The author of this book is a Chinese Buddhist monk and forty-eighth patriarch in the Linji school of Ch'an Buddhism. He is the founder of the Fo Kuang Shan monastery in Taiwan, and of the Buddha's Light International Association, which according to the cover of the book has nearly a million members worldwide. It is good, therefore, to see this respected Buddhist teacher turning his attention to the subject of ethics.

The aim of the book is "to invite readers to consider what it means to lead a good life, and to offer practical advice, based on the Buddha's teachings" (back cover). The volume consists of thirty-three short essays ranging between two to six pages in length. The topics of the essays include overcoming greed, ending anger, how to manage wealth, generosity, not killing, not lying, friendship, gratitude, the way to help others, and faith.

These are largely inspirational writings designed to encourage those on the path in their efforts to put the Buddha's teachings into practice.
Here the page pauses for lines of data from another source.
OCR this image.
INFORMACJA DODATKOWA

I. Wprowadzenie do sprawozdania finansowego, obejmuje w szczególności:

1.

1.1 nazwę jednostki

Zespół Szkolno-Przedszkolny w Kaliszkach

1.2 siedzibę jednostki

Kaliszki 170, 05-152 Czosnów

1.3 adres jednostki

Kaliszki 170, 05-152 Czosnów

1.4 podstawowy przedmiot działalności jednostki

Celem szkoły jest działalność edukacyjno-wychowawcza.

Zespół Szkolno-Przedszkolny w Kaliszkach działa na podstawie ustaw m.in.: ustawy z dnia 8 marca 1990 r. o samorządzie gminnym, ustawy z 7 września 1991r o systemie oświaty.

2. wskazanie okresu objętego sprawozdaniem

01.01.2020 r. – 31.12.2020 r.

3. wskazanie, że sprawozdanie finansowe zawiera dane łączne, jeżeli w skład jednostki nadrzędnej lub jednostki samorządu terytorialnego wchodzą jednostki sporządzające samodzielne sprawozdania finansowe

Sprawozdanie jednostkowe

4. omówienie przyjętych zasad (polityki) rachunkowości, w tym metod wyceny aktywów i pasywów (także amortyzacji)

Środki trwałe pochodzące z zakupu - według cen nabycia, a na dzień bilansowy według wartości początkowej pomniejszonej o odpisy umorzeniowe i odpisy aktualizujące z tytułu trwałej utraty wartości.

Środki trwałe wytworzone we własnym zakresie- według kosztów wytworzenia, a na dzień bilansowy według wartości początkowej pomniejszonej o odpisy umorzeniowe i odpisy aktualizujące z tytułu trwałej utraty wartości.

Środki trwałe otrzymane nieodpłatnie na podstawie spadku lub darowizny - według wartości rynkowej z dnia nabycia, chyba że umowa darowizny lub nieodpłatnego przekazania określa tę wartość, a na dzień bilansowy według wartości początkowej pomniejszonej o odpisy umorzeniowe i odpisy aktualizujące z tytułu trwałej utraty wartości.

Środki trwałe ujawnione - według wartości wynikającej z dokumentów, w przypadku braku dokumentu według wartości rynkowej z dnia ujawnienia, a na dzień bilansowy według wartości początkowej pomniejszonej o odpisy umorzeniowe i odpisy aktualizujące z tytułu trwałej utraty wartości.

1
Each chapter is preceded by a quotation from scripture and there are frequent citations from a wide variety of texts. Although Mahaayaana sources predominate, the author has also included extracts from the Dharmapaada and Aagamas.
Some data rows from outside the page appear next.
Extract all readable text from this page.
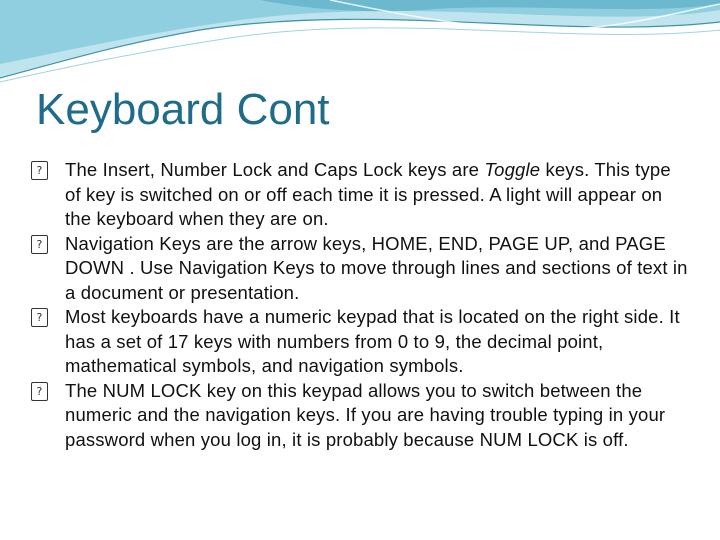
Keyboard Cont
? The Insert, Number Lock and Caps Lock keys are Toggle keys. This type of key is switched on or off each time it is pressed. A light will appear on the keyboard when they are on.
? Navigation Keys are the arrow keys, HOME, END, PAGE UP, and PAGE DOWN . Use Navigation Keys to move through lines and sections of text in a document or presentation.
? Most keyboards have a numeric keypad that is located on the right side. It has a set of 17 keys with numbers from 0 to 9, the decimal point, mathematical symbols, and navigation symbols.
? The NUM LOCK key on this keypad allows you to switch between the numeric and the navigation keys. If you are having trouble typing in your password when you log in, it is probably because NUM LOCK is off.
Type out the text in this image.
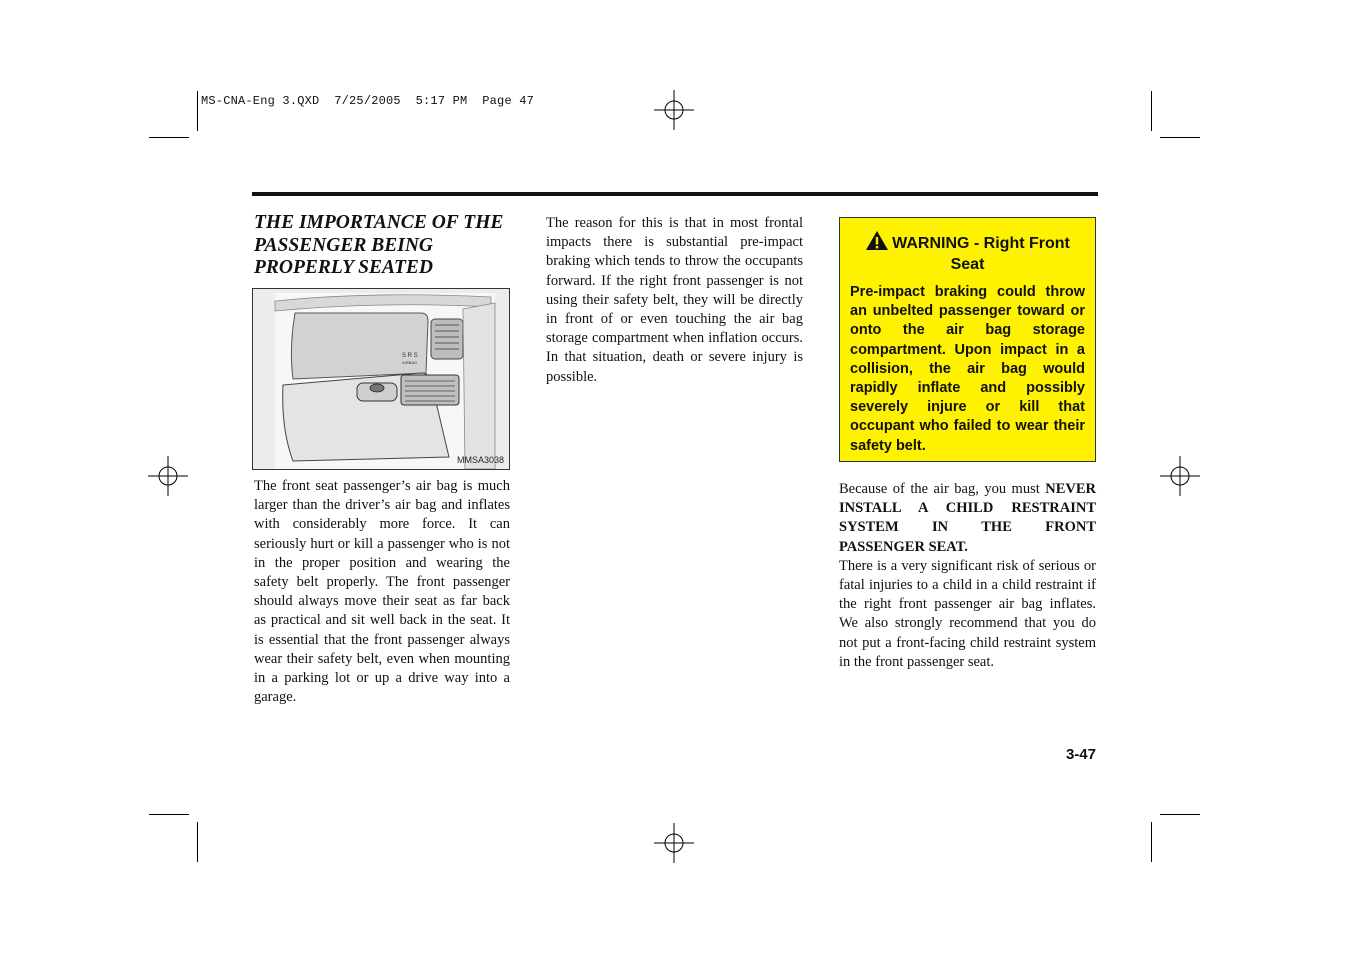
MS-CNA-Eng 3.QXD  7/25/2005  5:17 PM  Page 47
THE IMPORTANCE OF THE PASSENGER BEING PROPERLY SEATED
S R S
AIRBAG
MMSA3038

The front seat passenger’s air bag is much larger than the driver’s air bag and inflates with considerably more force. It can seriously hurt or kill a passenger who is not in the proper position and wearing the safety belt properly. The front passenger should always move their seat as far back as practical and sit well back in the seat. It is essential that the front passenger always wear their safety belt, even when mounting in a parking lot or up a drive way into a garage.

The reason for this is that in most frontal impacts there is substantial pre-impact braking which tends to throw the occupants forward. If the right front passenger is not using their safety belt, they will be directly in front of or even touching the air bag storage compartment when inflation occurs. In that situation, death or severe injury is possible.

WARNING - Right Front Seat

Pre-impact braking could throw an unbelted passenger toward or onto the air bag storage compartment. Upon impact in a collision, the air bag would rapidly inflate and possibly severely injure or kill that occupant who failed to wear their safety belt.

Because of the air bag, you must NEVER INSTALL A CHILD RESTRAINT SYSTEM IN THE FRONT PASSENGER SEAT.

There is a very significant risk of serious or fatal injuries to a child in a child restraint if the right front passenger air bag inflates. We also strongly recommend that you do not put a front-facing child restraint system in the front passenger seat.

3-47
The book is basically a practical manual that offers guidance on how to control the senses, cultivate virtue, and generate compassion and wisdom. The advice is straightforward and unequivocal. The chapter on killing (pp. 82ff), for example, asserts clearly and categorically that all killing is wrong, and goes on to describe the benefits of refraining from it. The same is said of lying which is dealt with in the following chapter. Earlier generations of writers in the Zen tradition have given the impression that moral values are provisional and that there are no secure foundations for ethics in the Buddhist world-view. Master Hsing Yu, on the contrary, does not seem to feel that ethics is ultimately undermined by metaphysical doctrines such as emptiness. Although he does not discuss any situations or dilemmas in which values or principles may come into conflict, the tone of his writings suggest a confidence that most issues will admit of a relatively clear resolution.

Who is the book suitable for? It is not really intended for an academic audience and its main appeal will therefore be to practitioners who require straightforward guidance on personal moral development in the practice of their faith.